Спустя недолгое время дверь камеры отворилась, выставленная на слабый огонь керосинка в руках в руке полицейского в первый миг ослепила Вяче. Проморгавшись, Хворостинин признал в темной фигуре полицейского урядника, к которому у него уже закипала жаркая ненависть. На этот раз в руках его мучителя оказался бумажный сверток с продуктами.
— Вот, Кузнецов. Купил тебе жратвы. На все твои деньги.
— Спасибо, конечно, только тут самое большее на рубль, а вы у меня, господин урядник десятку взяли.
— Не хочешь брать? Отказываесси? — Фрол Фомич насмешливо глянул на Славку.
Тот миг поколебался, а потом отрицательно качнул головой.
— Нет, не отказываюсь.
— То-то же.

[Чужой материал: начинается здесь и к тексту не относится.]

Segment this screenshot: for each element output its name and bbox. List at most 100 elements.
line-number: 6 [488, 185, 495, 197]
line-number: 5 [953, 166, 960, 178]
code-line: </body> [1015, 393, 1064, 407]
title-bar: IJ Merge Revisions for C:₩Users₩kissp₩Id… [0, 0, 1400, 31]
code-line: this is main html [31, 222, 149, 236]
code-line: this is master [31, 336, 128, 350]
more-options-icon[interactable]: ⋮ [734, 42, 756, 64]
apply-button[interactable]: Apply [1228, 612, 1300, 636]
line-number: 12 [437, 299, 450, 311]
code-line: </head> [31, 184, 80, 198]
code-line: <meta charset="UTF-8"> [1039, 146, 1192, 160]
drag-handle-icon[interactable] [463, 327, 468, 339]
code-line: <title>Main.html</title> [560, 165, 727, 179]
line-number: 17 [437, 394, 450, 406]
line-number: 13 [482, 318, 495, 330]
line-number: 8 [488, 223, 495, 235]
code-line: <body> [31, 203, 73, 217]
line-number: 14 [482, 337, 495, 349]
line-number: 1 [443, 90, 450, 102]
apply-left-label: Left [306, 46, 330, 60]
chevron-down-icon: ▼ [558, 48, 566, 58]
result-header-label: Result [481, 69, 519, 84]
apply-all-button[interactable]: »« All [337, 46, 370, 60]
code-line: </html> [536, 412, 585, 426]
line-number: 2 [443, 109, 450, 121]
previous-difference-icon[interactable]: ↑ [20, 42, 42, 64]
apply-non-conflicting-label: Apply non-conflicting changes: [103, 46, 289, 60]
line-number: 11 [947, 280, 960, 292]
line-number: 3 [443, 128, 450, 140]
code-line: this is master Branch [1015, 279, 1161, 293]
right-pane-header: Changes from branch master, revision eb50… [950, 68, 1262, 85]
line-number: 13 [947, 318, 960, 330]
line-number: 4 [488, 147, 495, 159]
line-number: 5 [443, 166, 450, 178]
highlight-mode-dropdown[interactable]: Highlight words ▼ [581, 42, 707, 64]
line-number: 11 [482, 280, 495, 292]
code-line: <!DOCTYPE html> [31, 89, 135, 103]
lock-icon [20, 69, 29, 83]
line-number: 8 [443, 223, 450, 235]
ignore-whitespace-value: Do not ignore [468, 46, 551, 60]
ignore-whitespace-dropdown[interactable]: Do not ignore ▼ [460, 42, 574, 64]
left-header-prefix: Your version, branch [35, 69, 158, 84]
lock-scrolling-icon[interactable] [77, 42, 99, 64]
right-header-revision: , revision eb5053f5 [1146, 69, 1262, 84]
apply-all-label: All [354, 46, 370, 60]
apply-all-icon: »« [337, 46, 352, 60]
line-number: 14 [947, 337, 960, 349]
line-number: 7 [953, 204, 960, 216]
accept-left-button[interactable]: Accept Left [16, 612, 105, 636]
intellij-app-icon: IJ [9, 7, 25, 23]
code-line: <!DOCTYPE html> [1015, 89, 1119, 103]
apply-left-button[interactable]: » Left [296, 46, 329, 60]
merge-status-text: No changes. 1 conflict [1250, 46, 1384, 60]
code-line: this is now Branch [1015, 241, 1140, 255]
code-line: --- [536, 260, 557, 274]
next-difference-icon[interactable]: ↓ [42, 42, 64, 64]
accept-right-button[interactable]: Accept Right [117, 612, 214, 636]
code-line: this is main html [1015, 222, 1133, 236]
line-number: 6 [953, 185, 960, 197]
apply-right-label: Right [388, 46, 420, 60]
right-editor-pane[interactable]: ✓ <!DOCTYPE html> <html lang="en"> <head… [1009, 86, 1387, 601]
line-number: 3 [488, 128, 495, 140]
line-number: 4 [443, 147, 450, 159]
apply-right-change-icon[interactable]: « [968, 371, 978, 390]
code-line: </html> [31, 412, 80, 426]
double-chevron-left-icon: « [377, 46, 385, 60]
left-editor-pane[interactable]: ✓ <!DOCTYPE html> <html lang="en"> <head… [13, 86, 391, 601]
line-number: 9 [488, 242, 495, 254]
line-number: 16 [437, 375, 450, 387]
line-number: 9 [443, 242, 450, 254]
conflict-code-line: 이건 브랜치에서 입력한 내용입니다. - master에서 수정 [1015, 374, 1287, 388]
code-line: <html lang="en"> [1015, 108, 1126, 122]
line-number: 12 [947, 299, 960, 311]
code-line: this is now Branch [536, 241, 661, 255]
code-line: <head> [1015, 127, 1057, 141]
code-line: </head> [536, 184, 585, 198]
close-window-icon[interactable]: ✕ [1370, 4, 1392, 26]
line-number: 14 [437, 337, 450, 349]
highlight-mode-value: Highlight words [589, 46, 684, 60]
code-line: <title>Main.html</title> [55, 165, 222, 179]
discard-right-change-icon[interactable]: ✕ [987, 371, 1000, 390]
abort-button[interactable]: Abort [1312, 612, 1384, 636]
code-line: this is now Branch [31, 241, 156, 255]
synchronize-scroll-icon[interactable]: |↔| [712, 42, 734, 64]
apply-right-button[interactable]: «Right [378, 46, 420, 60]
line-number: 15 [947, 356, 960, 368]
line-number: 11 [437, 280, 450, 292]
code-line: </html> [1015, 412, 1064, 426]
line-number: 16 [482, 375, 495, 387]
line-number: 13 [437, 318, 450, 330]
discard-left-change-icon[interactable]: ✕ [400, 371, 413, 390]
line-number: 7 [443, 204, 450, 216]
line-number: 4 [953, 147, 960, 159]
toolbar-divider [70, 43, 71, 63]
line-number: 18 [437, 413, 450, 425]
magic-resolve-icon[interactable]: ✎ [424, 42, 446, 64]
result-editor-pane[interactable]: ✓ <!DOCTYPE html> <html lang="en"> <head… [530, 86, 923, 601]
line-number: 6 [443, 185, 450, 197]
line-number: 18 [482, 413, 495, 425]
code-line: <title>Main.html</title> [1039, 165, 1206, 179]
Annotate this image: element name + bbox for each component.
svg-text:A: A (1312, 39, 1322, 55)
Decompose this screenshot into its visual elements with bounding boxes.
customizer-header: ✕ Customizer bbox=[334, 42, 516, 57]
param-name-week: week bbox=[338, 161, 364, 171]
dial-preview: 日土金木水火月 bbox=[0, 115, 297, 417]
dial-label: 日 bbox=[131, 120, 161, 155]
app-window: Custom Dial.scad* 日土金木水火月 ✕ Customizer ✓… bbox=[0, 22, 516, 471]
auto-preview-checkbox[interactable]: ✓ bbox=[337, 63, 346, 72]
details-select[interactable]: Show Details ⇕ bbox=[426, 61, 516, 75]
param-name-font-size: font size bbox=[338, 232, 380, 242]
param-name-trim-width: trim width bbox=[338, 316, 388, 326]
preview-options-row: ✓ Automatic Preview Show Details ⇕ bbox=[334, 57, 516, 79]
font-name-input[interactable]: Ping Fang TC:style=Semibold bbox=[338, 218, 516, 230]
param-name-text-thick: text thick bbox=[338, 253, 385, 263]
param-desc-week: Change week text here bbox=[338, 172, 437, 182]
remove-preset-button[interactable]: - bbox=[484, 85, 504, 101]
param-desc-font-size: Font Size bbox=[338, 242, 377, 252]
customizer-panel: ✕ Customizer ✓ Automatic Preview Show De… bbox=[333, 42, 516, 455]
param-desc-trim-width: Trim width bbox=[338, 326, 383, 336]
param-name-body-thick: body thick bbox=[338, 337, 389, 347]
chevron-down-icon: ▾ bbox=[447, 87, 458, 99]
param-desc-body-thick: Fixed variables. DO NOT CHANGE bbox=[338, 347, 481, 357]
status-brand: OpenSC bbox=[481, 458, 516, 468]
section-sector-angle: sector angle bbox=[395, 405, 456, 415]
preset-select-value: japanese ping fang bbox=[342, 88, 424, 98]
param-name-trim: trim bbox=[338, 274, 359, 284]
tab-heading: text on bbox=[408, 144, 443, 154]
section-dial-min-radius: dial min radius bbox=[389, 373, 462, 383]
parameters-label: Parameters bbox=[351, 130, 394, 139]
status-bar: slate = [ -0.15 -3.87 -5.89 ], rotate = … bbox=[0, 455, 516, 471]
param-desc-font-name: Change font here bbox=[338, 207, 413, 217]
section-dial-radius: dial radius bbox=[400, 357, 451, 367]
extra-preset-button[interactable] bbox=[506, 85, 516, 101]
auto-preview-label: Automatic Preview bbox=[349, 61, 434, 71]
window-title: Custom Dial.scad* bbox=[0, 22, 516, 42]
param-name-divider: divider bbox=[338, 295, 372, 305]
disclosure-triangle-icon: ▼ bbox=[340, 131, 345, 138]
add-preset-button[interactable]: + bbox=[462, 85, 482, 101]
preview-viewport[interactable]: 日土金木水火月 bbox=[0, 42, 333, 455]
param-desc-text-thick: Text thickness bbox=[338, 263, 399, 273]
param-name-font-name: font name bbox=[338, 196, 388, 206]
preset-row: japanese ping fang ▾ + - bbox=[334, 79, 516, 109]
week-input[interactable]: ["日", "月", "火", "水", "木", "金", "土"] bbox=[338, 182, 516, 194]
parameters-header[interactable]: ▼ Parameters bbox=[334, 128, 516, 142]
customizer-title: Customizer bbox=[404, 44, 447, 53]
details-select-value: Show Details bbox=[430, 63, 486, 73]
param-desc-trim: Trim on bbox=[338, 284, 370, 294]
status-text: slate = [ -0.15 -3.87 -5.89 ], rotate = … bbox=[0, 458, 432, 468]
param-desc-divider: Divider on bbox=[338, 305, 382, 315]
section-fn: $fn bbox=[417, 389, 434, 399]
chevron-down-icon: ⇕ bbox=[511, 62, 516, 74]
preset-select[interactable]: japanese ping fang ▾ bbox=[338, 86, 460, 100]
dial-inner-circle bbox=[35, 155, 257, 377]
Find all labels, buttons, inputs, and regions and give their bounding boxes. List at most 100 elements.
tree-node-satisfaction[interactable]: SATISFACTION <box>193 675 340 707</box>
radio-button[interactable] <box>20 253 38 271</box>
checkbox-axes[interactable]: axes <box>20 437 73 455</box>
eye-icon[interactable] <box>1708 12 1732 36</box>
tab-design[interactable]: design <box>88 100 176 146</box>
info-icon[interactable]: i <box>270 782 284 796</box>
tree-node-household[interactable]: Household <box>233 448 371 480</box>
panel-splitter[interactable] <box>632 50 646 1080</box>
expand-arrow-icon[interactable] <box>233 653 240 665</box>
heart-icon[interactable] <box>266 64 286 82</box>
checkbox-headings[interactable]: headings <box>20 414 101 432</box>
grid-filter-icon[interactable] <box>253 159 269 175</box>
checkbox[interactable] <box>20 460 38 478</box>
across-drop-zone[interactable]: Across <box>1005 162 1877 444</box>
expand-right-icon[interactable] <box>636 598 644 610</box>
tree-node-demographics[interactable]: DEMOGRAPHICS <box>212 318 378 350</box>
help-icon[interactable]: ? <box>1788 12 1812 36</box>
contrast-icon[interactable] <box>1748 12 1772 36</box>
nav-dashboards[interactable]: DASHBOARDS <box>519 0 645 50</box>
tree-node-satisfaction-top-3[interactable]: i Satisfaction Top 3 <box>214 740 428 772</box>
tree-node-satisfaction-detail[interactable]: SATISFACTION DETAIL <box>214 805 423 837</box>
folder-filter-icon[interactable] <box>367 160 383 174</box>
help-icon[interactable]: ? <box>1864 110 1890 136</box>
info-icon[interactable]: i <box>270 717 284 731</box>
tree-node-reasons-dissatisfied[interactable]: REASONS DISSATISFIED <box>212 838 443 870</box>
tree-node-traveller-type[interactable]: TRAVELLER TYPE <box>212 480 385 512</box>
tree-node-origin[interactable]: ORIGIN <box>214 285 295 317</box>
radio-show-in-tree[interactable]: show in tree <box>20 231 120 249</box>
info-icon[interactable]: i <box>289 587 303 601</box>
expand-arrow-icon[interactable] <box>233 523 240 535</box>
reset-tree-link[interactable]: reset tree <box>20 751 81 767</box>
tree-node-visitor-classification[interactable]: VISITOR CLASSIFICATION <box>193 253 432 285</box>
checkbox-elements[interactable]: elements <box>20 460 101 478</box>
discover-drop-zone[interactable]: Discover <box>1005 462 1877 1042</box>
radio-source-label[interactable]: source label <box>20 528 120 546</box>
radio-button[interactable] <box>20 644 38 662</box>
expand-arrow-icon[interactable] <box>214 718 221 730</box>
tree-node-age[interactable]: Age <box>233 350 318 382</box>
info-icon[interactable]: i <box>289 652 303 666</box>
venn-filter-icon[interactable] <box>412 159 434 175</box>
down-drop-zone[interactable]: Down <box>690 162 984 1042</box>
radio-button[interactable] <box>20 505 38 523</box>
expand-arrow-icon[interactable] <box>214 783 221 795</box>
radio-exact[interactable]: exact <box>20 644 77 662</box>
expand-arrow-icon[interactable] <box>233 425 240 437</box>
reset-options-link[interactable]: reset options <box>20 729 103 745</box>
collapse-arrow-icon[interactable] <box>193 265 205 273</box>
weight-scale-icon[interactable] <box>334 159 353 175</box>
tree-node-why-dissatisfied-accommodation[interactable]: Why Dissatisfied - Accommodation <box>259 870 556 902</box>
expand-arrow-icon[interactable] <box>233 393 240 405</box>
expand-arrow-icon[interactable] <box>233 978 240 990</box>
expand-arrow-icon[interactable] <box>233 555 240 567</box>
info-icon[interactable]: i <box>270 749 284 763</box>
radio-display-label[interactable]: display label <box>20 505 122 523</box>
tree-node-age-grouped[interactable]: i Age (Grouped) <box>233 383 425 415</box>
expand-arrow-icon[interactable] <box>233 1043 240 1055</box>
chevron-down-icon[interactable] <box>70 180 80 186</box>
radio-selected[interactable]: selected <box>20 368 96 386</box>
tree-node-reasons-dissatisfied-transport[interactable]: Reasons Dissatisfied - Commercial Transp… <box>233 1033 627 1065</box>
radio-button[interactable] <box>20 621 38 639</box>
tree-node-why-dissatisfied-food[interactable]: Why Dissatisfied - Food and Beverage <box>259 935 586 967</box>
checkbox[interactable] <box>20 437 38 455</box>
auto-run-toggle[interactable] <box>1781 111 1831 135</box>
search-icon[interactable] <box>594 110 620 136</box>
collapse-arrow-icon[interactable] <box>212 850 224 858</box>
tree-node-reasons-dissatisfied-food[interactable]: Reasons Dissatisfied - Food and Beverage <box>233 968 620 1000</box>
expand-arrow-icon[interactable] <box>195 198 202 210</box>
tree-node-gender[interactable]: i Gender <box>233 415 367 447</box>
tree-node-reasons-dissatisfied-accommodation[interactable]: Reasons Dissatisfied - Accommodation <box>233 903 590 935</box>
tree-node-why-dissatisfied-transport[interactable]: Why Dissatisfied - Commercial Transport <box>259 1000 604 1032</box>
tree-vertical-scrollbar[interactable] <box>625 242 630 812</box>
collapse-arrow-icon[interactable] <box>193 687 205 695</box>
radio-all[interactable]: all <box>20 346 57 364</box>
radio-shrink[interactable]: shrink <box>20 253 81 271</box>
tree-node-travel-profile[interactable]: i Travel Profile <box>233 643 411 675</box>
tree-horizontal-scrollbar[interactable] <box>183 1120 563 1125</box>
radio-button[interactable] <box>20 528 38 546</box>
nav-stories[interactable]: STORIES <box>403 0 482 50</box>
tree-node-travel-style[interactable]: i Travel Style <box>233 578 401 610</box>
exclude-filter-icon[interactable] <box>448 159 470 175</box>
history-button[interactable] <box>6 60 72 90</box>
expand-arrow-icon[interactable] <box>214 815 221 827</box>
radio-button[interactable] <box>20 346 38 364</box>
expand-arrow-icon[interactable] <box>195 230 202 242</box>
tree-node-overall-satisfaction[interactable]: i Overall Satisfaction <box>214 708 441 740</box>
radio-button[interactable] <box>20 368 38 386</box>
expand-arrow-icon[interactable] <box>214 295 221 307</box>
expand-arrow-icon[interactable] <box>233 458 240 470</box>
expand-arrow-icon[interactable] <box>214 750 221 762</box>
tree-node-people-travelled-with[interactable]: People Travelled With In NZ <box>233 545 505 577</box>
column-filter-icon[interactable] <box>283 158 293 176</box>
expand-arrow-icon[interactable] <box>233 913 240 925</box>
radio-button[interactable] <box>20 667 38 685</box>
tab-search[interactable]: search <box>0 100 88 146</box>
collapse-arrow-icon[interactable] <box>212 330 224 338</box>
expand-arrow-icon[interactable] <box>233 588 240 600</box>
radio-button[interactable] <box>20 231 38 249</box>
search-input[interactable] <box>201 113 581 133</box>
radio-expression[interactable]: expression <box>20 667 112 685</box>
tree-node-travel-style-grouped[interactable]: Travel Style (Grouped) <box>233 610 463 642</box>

Тогда заткнись и благодари за щедрость. А чтобы больше не заикался, держи мелочь, навроде сдачи.
И он небрежно бросил на пол горсть меди. Монеты, звеня, раскатились по щелястым доскам, но оба даже не обратили на них никакого внимания.
— Господин околоточный надзиратель! — негромко окликнул он собирающегося уже захлопнуть обитую железом дверь карцера Канищева. Тот, словно ожидая заранее такого развития событий, остановился и бросил:
— Ну что тебе, Кузнецов? Говори, не задерживай. — В холодных глазах его читался некоторый охотничий интерес, пополам с пренебрежением к предполагаемой слабости едва успевшего попасть в заключение арестанта. «Быстро же он спёкся. Знаю я таких. Интеллихенция, ети их в коромысло. Поди, надумал начать каяться и признаваться в своих преступных умыслах?»
— Шефом какого полка является король Богемский?
— Лейб-гвардии Кексгольмского Императора Австрийского! — сам собой выскочил чеканный ответ из уст старого служаки.
Фрол поневоле даже подобрался, вытянувшись во фрунт и втянув живот, на миг окунувшись в прошлое. Ему даже помстилось, что стоит он на плацу перед своим командиром, грозным генерал-майором и георгиевским кавалером Василием Александровичем Нарбутом.
— А ведь точно. Как я мог забыть? Кажется, ему в девяностых пожаловали права Старой гвардии и разрешили именоваться лейб-гвардейским? — Славка даже прищелкнул пальцами и сделал жест, изображая пистолет, ткнув указательным в околоточного, оттопырив большой палец вверх. Потом качнул тяжелой головой, — Всё, вопросов больше не имею.